Tempelhof dejó de funcionar como aeropuerto en el año 2008 y desde entonces en sus edificios se han celebrado numerosas ferias y congresos. Me ha parecido emocionante que Merkel haya decidido acoger a todos los refugiados de guerra sirios que lleguen a Alemania y que precisamente quiera habilitar para ellos ese espacio tan céntrico y simbólico, convertido actualmente en un enorme parque.
A decir verdad, me han impactado mucho las imágenes que nos llegan en estos días de las familias de origen sirio superando vallas en Macedonia, arrastrándose por debajo de las concertinas en Hungría y caminando con decisión por las vías de tren, persuadidas de que si llegan a Austria, Alemania o Suecia, allí les tratarán bien.
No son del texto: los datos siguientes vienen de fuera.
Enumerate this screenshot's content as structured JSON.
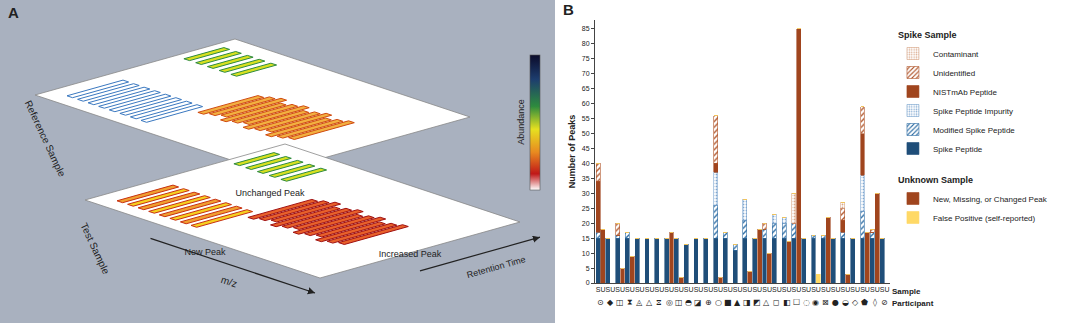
{
  "diagram": {
    "panel_label": "A",
    "planes": [
      {
        "label": "Reference Sample"
      },
      {
        "label": "Test Sample"
      }
    ],
    "peak_labels": [
      "Unchanged Peak",
      "New Peak",
      "Increased Peak"
    ],
    "axes": {
      "mz": "m/z",
      "retention": "Retention Time"
    },
    "color_scale": {
      "label": "Abundance"
    }
  },
  "chart_data": {
    "type": "bar",
    "annotations": [
      "B"
    ],
    "ylabel": "Number of Peaks",
    "xlabel": "Sample",
    "stacked": true,
    "grid": false,
    "legend": "right",
    "ylim": [
      0,
      88
    ],
    "yticks": [
      0,
      5,
      10,
      15,
      20,
      25,
      30,
      35,
      40,
      45,
      50,
      55,
      60,
      65,
      70,
      75,
      80,
      85
    ],
    "categories": [
      "S",
      "U",
      "S",
      "U",
      "S",
      "U",
      "S",
      "U",
      "S",
      "U",
      "S",
      "U",
      "S",
      "U",
      "S",
      "U",
      "S",
      "U",
      "S",
      "U",
      "S",
      "U",
      "S",
      "U",
      "S",
      "U",
      "S",
      "U",
      "S",
      "U",
      "S",
      "U",
      "S",
      "U",
      "S",
      "U",
      "S",
      "U",
      "S",
      "U",
      "S",
      "U",
      "S",
      "U",
      "S",
      "U",
      "S",
      "U",
      "S",
      "U",
      "S",
      "U",
      "S",
      "U",
      "S",
      "U",
      "S",
      "U",
      "S",
      "U"
    ],
    "participants": {
      "label": "Participant",
      "symbols": [
        "⊙",
        "◆",
        "◫",
        "⧗",
        "◬",
        "△",
        "⧖",
        "◎",
        "◫",
        "◓",
        "◪",
        "⊕",
        "○",
        "■",
        "▲",
        "◨",
        "◩",
        "△",
        "◻",
        "◧",
        "☐",
        "◌",
        "◉",
        "⊠",
        "●",
        "◒",
        "◇",
        "⬟",
        "◊",
        "⊘"
      ]
    },
    "series_groups": [
      {
        "name": "Spike Sample",
        "series": [
          {
            "name": "Spike Peptide",
            "color": "#1f4e79",
            "marker": "solid",
            "values": [
              15,
              0,
              15,
              0,
              15,
              0,
              15,
              0,
              15,
              0,
              15,
              0,
              15,
              0,
              15,
              0,
              15,
              0,
              13,
              0,
              15,
              0,
              15,
              0,
              15,
              0,
              15,
              0,
              11,
              0,
              15,
              0,
              15,
              0,
              15,
              0,
              15,
              0,
              15,
              0,
              15,
              0,
              15,
              0,
              15,
              0,
              15,
              0,
              15,
              0,
              15,
              0,
              15,
              0,
              15,
              0,
              15,
              0,
              15,
              0
            ]
          },
          {
            "name": "Modified Spike Peptide",
            "color": "#2e6da4",
            "marker": "hatch",
            "values": [
              2,
              0,
              0,
              0,
              1,
              0,
              2,
              0,
              0,
              0,
              0,
              0,
              0,
              0,
              0,
              0,
              0,
              0,
              0,
              0,
              0,
              0,
              0,
              0,
              11,
              0,
              2,
              0,
              2,
              0,
              6,
              0,
              0,
              0,
              3,
              0,
              5,
              0,
              5,
              0,
              5,
              0,
              0,
              0,
              1,
              0,
              1,
              0,
              0,
              0,
              2,
              0,
              0,
              0,
              9,
              0,
              2,
              0,
              0,
              0
            ]
          },
          {
            "name": "Spike Peptide Impurity",
            "color": "#7fa7d0",
            "marker": "dots",
            "values": [
              0,
              0,
              0,
              0,
              0,
              0,
              0,
              0,
              0,
              0,
              0,
              0,
              0,
              0,
              0,
              0,
              0,
              0,
              0,
              0,
              0,
              0,
              0,
              0,
              11,
              0,
              0,
              0,
              0,
              0,
              7,
              0,
              0,
              0,
              0,
              0,
              3,
              0,
              2,
              0,
              0,
              0,
              0,
              0,
              0,
              0,
              0,
              0,
              0,
              0,
              0,
              0,
              0,
              0,
              12,
              0,
              0,
              0,
              0,
              0
            ]
          },
          {
            "name": "NISTmAb Peptide",
            "color": "#a0451e",
            "marker": "solid",
            "values": [
              17,
              0,
              0,
              0,
              0,
              0,
              0,
              0,
              0,
              0,
              0,
              0,
              0,
              0,
              0,
              0,
              0,
              0,
              0,
              0,
              0,
              0,
              0,
              0,
              3,
              0,
              0,
              0,
              0,
              0,
              0,
              0,
              0,
              0,
              0,
              0,
              0,
              0,
              0,
              0,
              0,
              0,
              0,
              0,
              0,
              0,
              0,
              0,
              0,
              0,
              4,
              0,
              0,
              0,
              14,
              0,
              0,
              0,
              0,
              0
            ]
          },
          {
            "name": "Unidentified",
            "color": "#b0552a",
            "marker": "hatch",
            "values": [
              6,
              0,
              0,
              0,
              4,
              0,
              0,
              0,
              0,
              0,
              0,
              0,
              0,
              0,
              0,
              0,
              0,
              0,
              0,
              0,
              0,
              0,
              0,
              0,
              16,
              0,
              0,
              0,
              0,
              0,
              0,
              0,
              0,
              0,
              2,
              0,
              0,
              0,
              0,
              0,
              0,
              0,
              0,
              0,
              0,
              0,
              0,
              0,
              0,
              0,
              4,
              0,
              0,
              0,
              9,
              0,
              1,
              0,
              0,
              0
            ]
          },
          {
            "name": "Contaminant",
            "color": "#d9a88a",
            "marker": "dots",
            "values": [
              0,
              0,
              0,
              0,
              0,
              0,
              0,
              0,
              0,
              0,
              0,
              0,
              0,
              0,
              0,
              0,
              0,
              0,
              0,
              0,
              0,
              0,
              0,
              0,
              0,
              0,
              0,
              0,
              0,
              0,
              0,
              0,
              0,
              0,
              0,
              0,
              0,
              0,
              0,
              0,
              10,
              0,
              0,
              0,
              0,
              0,
              0,
              0,
              0,
              0,
              2,
              0,
              0,
              0,
              0,
              0,
              0,
              0,
              0,
              0
            ]
          }
        ]
      },
      {
        "name": "Unknown Sample",
        "series": [
          {
            "name": "New, Missing, or Changed Peak",
            "color": "#a0451e",
            "marker": "solid",
            "values": [
              0,
              18,
              0,
              0,
              0,
              5,
              0,
              9,
              0,
              0,
              0,
              0,
              0,
              0,
              0,
              17,
              0,
              2,
              0,
              0,
              0,
              0,
              0,
              0,
              0,
              2,
              0,
              0,
              0,
              0,
              0,
              4,
              0,
              18,
              0,
              10,
              0,
              0,
              0,
              14,
              0,
              85,
              0,
              0,
              0,
              0,
              0,
              22,
              0,
              0,
              0,
              3,
              0,
              0,
              0,
              17,
              0,
              30,
              0,
              0
            ]
          },
          {
            "name": "False Positive (self-reported)",
            "color": "#ffd966",
            "marker": "solid",
            "values": [
              0,
              0,
              0,
              0,
              0,
              0,
              0,
              0,
              0,
              0,
              0,
              0,
              0,
              0,
              0,
              0,
              0,
              0,
              0,
              0,
              0,
              0,
              0,
              0,
              0,
              0,
              0,
              0,
              0,
              0,
              0,
              0,
              0,
              0,
              0,
              0,
              0,
              0,
              0,
              0,
              0,
              0,
              0,
              0,
              0,
              3,
              0,
              0,
              0,
              0,
              0,
              0,
              0,
              0,
              0,
              0,
              0,
              0,
              0,
              0
            ]
          }
        ]
      }
    ]
  }
}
Por ahora no vienen hacia España, aunque afortunadamente se han alzado unas pocas voces aquí ofreciéndoles acogida. Me apena que un país que tiene 65 millones de turistas extranjeros anuales y cuyo número de inmigrantes desciende cada año desde la crisis económica sea tan reacio a recibirlos. Algunos políticos en un “ataque de responsabilidad” argumentan que recibir refugiados afectará a nuestro nivel de vida. ¡Qué bueno sería −pienso yo− que nos afectara personalmente! No somos tan egoístas como creen esos políticos calculadores. Estoy persuadido de que recibir a algunos millares de familias sirias podría hacernos mejores, podría hacernos más sensibles a las necesidades extremas de tantas personas. Me emocionó el reciente titular en el Süddeutsche Zeitung: “El siglo XXI será juzgado algún día por el modo cómo ha tratado a los refugiados”.
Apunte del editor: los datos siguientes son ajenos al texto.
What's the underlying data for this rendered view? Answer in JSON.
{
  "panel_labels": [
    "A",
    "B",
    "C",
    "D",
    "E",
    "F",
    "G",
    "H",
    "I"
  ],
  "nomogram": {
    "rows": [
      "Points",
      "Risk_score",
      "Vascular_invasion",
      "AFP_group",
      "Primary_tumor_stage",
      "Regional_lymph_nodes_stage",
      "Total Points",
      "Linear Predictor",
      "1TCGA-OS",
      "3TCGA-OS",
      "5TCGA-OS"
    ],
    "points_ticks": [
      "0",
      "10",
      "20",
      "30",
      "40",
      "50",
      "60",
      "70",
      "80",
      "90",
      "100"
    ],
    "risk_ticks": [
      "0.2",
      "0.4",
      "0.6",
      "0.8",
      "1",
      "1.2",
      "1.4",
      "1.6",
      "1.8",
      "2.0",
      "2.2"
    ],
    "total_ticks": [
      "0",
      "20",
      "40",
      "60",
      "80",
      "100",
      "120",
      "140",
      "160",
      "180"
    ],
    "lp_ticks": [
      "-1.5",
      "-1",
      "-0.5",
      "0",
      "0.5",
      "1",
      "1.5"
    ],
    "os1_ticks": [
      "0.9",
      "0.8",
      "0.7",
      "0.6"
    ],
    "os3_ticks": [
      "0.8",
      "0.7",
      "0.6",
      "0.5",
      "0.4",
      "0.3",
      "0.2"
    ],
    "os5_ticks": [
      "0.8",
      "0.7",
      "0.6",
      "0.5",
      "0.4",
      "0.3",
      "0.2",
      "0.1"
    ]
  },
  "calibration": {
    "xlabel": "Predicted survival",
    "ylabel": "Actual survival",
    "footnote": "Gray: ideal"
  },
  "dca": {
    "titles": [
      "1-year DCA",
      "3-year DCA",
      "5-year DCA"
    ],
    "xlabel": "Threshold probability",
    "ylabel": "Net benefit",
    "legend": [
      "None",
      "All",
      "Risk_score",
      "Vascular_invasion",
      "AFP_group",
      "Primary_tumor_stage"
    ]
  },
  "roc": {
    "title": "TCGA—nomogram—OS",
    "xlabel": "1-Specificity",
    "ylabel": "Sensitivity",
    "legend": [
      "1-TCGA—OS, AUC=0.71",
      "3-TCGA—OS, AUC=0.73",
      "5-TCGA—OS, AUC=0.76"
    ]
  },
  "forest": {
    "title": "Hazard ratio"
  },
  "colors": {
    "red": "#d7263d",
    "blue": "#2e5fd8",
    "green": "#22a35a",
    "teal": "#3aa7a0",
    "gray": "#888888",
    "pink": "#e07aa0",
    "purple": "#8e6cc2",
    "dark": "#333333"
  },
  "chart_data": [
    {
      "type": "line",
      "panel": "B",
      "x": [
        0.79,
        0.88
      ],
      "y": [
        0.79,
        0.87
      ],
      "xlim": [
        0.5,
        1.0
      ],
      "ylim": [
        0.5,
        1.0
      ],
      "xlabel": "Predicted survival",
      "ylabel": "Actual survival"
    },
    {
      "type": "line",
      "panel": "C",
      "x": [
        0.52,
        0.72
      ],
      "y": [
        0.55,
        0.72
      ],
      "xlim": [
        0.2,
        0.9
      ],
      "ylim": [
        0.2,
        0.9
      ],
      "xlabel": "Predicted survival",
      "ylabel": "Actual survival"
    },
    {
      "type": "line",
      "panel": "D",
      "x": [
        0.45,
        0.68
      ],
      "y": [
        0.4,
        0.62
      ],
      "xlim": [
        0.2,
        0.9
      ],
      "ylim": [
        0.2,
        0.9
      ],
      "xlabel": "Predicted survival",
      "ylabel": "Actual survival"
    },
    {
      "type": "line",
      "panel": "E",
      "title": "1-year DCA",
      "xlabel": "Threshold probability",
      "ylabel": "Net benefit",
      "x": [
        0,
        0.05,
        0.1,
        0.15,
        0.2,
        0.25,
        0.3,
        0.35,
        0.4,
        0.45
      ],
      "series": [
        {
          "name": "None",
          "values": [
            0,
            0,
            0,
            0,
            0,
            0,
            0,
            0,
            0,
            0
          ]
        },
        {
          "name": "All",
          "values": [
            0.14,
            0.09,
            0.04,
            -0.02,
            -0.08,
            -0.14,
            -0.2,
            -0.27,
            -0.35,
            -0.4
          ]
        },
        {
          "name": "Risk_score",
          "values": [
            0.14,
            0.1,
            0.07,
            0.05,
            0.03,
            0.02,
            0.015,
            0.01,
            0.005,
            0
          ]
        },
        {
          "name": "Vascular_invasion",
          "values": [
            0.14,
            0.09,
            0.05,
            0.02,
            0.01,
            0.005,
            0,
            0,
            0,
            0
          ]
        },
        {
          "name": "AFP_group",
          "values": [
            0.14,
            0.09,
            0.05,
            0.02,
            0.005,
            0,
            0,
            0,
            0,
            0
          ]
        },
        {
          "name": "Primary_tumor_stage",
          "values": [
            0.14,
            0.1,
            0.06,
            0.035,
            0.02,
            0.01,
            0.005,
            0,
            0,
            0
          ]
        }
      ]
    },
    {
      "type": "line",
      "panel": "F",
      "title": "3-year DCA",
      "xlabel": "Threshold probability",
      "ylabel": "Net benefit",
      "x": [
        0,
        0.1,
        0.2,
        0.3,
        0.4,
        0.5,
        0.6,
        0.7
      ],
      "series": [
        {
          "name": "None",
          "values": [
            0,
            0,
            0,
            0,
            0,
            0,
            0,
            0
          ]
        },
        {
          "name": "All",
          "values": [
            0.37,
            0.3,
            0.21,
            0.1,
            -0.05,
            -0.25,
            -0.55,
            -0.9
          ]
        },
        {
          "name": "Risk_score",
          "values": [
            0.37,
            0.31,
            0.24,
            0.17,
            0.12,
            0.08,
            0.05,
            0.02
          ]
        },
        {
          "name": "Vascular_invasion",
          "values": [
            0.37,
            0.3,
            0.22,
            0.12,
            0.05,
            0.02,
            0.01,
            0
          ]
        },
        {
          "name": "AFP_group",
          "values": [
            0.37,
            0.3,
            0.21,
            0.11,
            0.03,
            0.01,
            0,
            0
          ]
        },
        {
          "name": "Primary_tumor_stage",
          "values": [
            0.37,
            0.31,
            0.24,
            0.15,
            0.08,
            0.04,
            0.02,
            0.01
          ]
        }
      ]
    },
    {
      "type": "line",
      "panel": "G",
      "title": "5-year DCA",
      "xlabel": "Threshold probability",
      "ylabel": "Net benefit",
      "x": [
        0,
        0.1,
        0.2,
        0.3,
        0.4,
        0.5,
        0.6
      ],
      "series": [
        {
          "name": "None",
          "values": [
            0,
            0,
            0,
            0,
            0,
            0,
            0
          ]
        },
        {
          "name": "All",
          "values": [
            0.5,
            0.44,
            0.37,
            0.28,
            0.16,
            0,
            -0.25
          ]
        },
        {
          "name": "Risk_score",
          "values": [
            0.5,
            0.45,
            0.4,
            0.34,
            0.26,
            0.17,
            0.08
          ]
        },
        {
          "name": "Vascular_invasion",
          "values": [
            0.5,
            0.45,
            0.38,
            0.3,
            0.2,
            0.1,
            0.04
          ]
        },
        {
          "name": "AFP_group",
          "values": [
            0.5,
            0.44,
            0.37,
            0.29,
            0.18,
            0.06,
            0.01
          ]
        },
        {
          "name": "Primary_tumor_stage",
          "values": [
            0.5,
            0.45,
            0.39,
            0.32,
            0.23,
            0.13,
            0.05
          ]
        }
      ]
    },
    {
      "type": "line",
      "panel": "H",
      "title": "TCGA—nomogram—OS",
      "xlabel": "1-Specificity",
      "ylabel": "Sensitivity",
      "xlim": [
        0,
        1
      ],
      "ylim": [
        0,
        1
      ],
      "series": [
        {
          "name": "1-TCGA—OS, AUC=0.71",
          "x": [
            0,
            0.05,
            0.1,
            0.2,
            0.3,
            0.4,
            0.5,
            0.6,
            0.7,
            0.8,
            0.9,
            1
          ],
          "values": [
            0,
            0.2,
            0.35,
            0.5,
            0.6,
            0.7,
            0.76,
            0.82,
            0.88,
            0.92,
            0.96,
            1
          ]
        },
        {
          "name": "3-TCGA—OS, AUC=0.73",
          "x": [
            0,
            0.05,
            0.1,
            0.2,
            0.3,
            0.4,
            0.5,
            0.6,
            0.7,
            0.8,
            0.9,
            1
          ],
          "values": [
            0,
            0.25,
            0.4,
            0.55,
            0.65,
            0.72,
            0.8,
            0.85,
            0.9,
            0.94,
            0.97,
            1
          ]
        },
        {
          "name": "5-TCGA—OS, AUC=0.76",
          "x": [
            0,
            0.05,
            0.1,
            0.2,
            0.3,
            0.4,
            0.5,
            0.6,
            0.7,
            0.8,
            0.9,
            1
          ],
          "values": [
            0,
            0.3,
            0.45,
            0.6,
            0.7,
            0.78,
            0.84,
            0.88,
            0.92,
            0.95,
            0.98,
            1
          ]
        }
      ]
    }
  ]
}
Hace unos pocos días me escribía mi padre −que tiene ya 92 años− recordando el 79 aniversario de su salida de España por Port Bou el 2 de agosto de 1936 −tenía entonces 13 años− con sus padres y los demás hermanos pequeños, huyendo de las penalidades de la guerra civil. Fueron muy bien acogidos, junto con otros millares de refugiados más, tanto en Francia como en Italia: toda su vida sintieron una enorme gratitud a quienes les ayudaron en aquella situación tan difícil.
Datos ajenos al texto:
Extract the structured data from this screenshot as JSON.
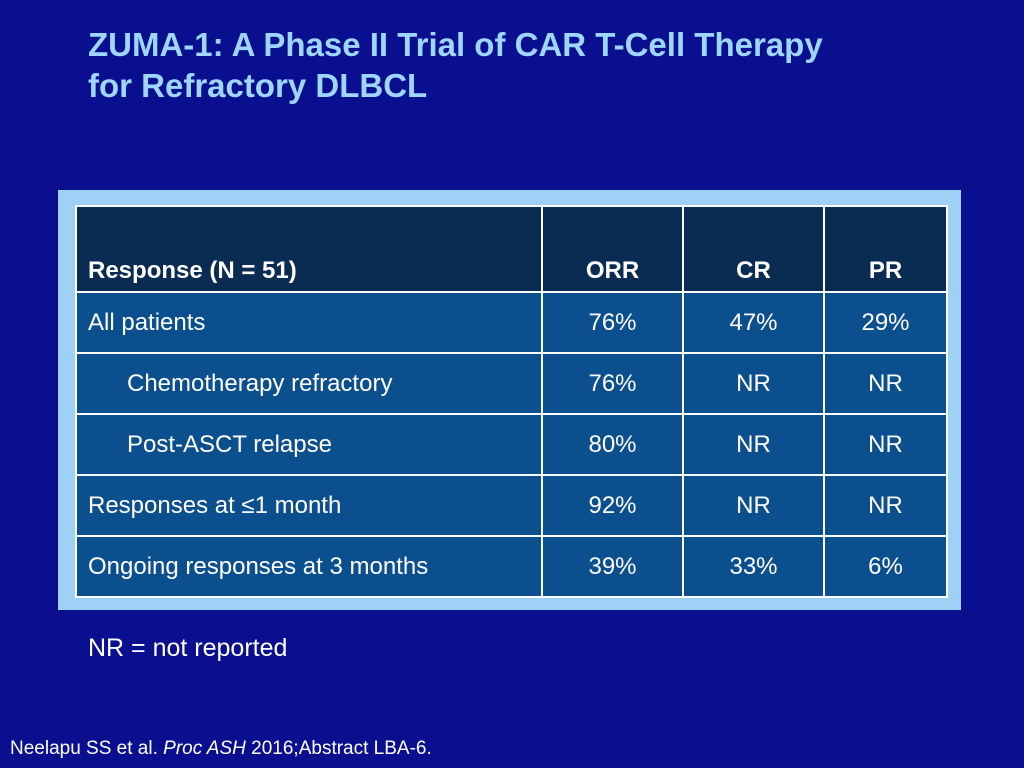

“La calidad de una sociedad se mide por cómo trata a los más débiles, a los más vulnerables”, me decía con convicción una experta en cooperación internacional. Las imágenes que transmiten todas las noches los telediarios me impactan y me interpelan: en parte, me avergüenzan, porque sé que no es justo lo que está ocurriendo y siento que debería hacer algo; en parte, me paralizan, porque ni puedo parar la guerra en Siria ni eliminar esas fronteras en las que tantos se juegan la vida.
“No podemos suprimir esas fronteras −me decía la directora de un instituto en la que una buena parte de los alumnos son inmigrantes−, pero sí podemos actuar personalmente y cuidar cada uno a quienes están ya aquí, a nuestro lado, eliminando las fronteras que todavía hay en nuestros corazones”. Es verdad. Cuántas veces podemos advertir en el fondo de nuestro corazón una cierta aversión o repugnancia hacia los que son de otro país, tienen otra cultura, otros hábitos, otras costumbres alimentarias, a quienes “huelen distinto” de nosotros. Sin duda, se trata de un instinto de tipo animal, pero con la cabeza podemos reconocer con claridad que todos los seres humanos de todos los pueblos, lenguas y continentes somos verdaderamente hermanos. Afirmar esa fraternidad nuestra es un triunfo del espíritu sobre la estricta biología y sobre el imperio de la comodidad material.
Por mi parte, puedo al menos escribir estas líneas. El ejemplo de Merkel con el aeropuerto de Berlín-Tempelhof trae a mi recuerdo todos esos aeropuertos regionales abandonados, algunos con excelentes instalaciones y ni siquiera inaugurados. ¿Alguien se atreve a pedir su transformación en espacios de acogida para los refugiados sirios? Sería quizá la forma de convertir unos monumentos al despilfarro público en aeropuertos para la paz.